# I am so tired of being blindsided!



## gossamer (Feb 28, 2002)

On friday I just had a horrible experience. It has taken me this long to even be able to write about it. My husband had called me and asked if after work I could meet him at his mother's house because the whole family was there, all six kids, their spouses and kids, and they wanted to do a family portrait. I was cool with it, didn't even think about it. My one sad thougth was that our little bird would not be able to be in the picture. Then when I was about 5 minutes from home IT HIT ME!!!!!!!! I didn't have a baby for the family portrait. I would never have a family portrait taken with Mary Rose.
I called my husband sobbing hysterically that I could not get my picture taken without Mary Rose.

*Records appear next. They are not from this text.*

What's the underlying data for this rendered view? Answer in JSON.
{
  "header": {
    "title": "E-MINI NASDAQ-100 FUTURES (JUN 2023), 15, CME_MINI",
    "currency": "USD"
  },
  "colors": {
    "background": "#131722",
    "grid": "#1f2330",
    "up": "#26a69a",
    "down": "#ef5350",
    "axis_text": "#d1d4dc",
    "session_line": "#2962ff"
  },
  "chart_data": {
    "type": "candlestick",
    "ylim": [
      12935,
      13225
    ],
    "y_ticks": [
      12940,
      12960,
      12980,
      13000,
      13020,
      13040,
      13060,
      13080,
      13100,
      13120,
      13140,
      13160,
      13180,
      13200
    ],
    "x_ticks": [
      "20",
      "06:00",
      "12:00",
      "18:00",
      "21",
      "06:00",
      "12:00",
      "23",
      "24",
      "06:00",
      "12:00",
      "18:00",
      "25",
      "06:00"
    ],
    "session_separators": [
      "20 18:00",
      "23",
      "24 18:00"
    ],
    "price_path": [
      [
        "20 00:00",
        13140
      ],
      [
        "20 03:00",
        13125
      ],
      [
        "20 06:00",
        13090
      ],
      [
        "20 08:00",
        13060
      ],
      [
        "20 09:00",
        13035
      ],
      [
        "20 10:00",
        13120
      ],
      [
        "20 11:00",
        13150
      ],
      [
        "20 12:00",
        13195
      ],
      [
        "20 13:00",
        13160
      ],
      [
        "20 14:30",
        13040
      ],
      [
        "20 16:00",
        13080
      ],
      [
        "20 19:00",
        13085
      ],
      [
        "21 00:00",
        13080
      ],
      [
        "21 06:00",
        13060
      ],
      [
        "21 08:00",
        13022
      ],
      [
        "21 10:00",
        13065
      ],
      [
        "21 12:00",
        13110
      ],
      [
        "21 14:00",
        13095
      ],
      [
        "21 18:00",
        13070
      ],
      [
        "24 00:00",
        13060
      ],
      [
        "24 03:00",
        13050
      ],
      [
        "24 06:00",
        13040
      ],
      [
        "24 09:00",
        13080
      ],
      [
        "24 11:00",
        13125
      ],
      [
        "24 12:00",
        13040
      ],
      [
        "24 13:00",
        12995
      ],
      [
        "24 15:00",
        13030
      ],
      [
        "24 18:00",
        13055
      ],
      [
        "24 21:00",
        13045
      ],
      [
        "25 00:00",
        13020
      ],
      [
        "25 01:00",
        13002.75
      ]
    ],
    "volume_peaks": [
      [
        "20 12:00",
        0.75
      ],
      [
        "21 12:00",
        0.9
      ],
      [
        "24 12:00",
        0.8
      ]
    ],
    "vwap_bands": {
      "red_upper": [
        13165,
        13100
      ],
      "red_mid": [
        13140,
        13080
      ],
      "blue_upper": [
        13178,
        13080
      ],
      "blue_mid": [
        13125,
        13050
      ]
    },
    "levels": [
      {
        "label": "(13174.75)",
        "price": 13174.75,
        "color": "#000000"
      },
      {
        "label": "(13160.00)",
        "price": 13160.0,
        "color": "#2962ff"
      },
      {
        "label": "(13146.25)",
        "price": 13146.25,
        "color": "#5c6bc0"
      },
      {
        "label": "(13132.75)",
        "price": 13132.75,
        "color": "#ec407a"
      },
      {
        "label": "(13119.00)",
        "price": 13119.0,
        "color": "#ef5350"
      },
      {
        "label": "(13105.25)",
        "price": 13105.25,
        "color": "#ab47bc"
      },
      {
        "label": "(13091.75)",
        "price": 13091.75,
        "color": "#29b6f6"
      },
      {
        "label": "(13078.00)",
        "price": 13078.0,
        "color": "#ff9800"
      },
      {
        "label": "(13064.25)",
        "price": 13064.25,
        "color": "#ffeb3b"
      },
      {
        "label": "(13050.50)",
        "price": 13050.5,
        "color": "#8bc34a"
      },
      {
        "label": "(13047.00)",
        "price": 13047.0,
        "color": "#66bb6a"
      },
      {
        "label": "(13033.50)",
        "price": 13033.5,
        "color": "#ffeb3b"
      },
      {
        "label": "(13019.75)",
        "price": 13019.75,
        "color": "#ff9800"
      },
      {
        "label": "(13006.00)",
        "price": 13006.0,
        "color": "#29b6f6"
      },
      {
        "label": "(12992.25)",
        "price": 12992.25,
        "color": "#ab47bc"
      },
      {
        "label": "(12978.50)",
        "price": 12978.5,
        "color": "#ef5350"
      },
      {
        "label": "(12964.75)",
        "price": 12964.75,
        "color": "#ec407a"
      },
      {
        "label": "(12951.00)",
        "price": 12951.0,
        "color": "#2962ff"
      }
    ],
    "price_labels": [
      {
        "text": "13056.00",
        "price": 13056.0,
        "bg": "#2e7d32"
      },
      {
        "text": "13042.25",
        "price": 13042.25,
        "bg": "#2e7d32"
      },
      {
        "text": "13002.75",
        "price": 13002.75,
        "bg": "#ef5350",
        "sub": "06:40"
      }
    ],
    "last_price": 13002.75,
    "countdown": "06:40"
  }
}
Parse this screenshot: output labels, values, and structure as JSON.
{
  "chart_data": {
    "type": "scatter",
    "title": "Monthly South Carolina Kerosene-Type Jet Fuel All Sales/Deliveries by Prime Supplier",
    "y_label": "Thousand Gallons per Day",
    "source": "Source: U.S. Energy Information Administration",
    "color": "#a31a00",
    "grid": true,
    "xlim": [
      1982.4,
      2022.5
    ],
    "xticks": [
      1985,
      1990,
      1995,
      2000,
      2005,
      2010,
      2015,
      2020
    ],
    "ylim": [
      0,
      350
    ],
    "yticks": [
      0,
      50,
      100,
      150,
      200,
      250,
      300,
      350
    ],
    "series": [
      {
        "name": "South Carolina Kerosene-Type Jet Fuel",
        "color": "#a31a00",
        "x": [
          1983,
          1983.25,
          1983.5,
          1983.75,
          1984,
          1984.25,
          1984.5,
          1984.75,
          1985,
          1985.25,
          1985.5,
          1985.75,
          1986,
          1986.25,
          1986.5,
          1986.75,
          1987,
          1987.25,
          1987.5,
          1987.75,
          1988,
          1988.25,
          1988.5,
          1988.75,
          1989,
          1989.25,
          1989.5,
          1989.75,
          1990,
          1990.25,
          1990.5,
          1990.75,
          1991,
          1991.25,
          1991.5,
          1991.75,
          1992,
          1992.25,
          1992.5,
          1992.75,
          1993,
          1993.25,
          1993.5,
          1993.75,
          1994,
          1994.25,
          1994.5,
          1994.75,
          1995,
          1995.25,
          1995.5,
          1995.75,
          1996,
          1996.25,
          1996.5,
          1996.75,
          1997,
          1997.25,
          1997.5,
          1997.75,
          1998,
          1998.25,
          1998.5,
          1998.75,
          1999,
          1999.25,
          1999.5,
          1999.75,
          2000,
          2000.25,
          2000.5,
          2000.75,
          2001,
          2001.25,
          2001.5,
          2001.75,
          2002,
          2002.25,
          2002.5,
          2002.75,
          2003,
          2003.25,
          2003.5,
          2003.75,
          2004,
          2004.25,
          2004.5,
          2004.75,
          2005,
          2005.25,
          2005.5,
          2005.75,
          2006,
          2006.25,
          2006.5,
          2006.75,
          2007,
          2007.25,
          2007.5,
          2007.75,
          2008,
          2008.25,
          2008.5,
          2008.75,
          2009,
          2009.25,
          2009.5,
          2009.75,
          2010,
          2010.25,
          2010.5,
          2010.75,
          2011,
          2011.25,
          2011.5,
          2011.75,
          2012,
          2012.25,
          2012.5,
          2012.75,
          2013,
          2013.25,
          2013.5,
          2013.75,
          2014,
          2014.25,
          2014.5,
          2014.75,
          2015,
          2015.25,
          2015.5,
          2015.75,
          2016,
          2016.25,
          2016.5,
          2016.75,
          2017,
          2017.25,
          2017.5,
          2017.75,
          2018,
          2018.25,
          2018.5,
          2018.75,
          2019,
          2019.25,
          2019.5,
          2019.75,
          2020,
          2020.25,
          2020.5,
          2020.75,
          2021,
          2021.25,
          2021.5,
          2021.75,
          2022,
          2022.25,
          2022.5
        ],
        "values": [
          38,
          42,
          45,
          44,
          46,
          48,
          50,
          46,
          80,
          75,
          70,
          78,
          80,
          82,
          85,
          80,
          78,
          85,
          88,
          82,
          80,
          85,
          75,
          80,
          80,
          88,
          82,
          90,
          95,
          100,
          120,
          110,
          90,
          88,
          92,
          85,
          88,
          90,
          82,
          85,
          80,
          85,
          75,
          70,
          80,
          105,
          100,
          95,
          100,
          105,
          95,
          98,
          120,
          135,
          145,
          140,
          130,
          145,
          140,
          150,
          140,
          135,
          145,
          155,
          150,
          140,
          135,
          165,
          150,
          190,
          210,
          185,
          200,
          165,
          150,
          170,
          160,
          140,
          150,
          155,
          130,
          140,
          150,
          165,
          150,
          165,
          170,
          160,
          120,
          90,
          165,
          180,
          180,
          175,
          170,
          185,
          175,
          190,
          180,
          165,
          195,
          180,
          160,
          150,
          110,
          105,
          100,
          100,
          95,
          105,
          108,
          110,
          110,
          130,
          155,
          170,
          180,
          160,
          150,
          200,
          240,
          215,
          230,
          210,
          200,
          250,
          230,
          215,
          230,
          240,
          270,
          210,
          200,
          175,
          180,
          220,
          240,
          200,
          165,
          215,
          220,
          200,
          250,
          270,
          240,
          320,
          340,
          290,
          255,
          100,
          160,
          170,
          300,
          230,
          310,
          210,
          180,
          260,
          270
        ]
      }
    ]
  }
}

My husband met me at the house and I had a good cry. We then went and met the family for dinner at our favorite restaurant and his mother came up and hugged me and whispered in my ear "You are loved."

It was just the sweetest thing and almost made me cry again.

Gossamer


----------



## lilgsmommy (Jun 21, 2004)

Quote:


Originally Posted by *gossamer*
My husband met me at the house and I had a good cry. We then went and met the family for dinner at our favorite restaurant and his mother came up and hugged me and whispered in my ear "You are loved."

It was just the sweetest thing and almost made me cry again.

Gossamer


Oh mama! Not only are you loved, but Mary Rose is loved to! And whether or not she can be seen in family pics is nothing to worry about, cause she will always be seen in your heart!


----------



## mom2lyndsey (Jun 10, 2004)

Your post caught me off guard. Sooo, thru my tears I sending hugs.
mom 2 Lyndsey


----------



## painted horse (Jul 18, 2003)

Oh, Gossamer, if you were here I'd give you a TREMENDOUS hug........so I'm sending one to you via the airwaves, and my thoughts. Those pictures of Mary Rose that you have posted are just precious!!!!! I am so sorry for your loss, sweetie. Hang in there, lovely mama. Know that yes indeed, you are loved....and so is your precious babe!

Brightest and Warmest of Blessings to you and yours,

Jen


----------



## gossamer (Feb 28, 2002)

Thank you so much for your kind and compassionate words. It is days like that that make me feel like I just lost her.
Gossamer


----------



## 1ColoradoMomma (Jun 1, 2004)

Gossamer, I'm sending you a HUGE hug. Mary Rose was perhaps too perfect for us to keep here on earth. She is so very beautiful, and I'm thinking hard about her tonight before I go to sleep.


----------



## HaveWool~Will Felt (Apr 26, 2004)

Gossamer,
I just want to say that it takes so much courage to say out loud how we feel. Thank you for coming here and sharing with us...I am so happy that you have such an incredible dh. One whom can hold you and love you *NO MATTER WHAT*!!!


----------



## shannon0218 (Oct 10, 2003)

I'm so sorry. I can often clearly see a picture of Mary Rose in my mind.


----------



## SweetTeach (Oct 5, 2003)

just offering a hug for the day


----------



## Kerrie (Jul 23, 2003)

I'm not sure what to say except that you are often in my thoughts.







s Also, what a wonderful thing for your MIL to say.


----------



## Ms. Mom (Nov 18, 2001)

That's amazing that your MIL was so understanding.

It's funny how those raw emotions can still hit so hard like that. Knocks you completely off balance







You are loved!


----------



## pamamidwife (May 7, 2003)

I am so glad that you are loved and supported by family. It makes such a great difference.

{{{hugs}}} Mama.


----------



## Raven (Dec 15, 2001)

Gossamer ~~ Sending you another









I cant imagine your pain but I can imagine and believe that this must be very hard for you. You ARE loved and so is your Mary Rose! Im glad that you talk about times like this and dont bottle up your feelings!









I will keep you in my thoughts.


----------



## srain (Nov 26, 2001)

It's amazing the stuff that can surprise us- I flipped out filling out taxes last year because I didn't have another dependent-

Some people carry or wear a special piece of jewelry in family pictures in memory of someone they have lost.


----------



## fourgrtkidos (Jan 6, 2004)

OH, MOMMA!!! I love you. You don't know me but I am crying for you! You are grieving so deeply.

It would help you to take the homeopathic remedy Ignatia Amara.... in a potent dose like 200c.

I was wondering...... do you have a pic of Mary Rose that would fit in a large locket? A close up, maybe of her precious face? That might be nice for you to have close to you on a long chain that hung down between your breasts, close to your heart.

{{{{hugs}}}} love, michelle


----------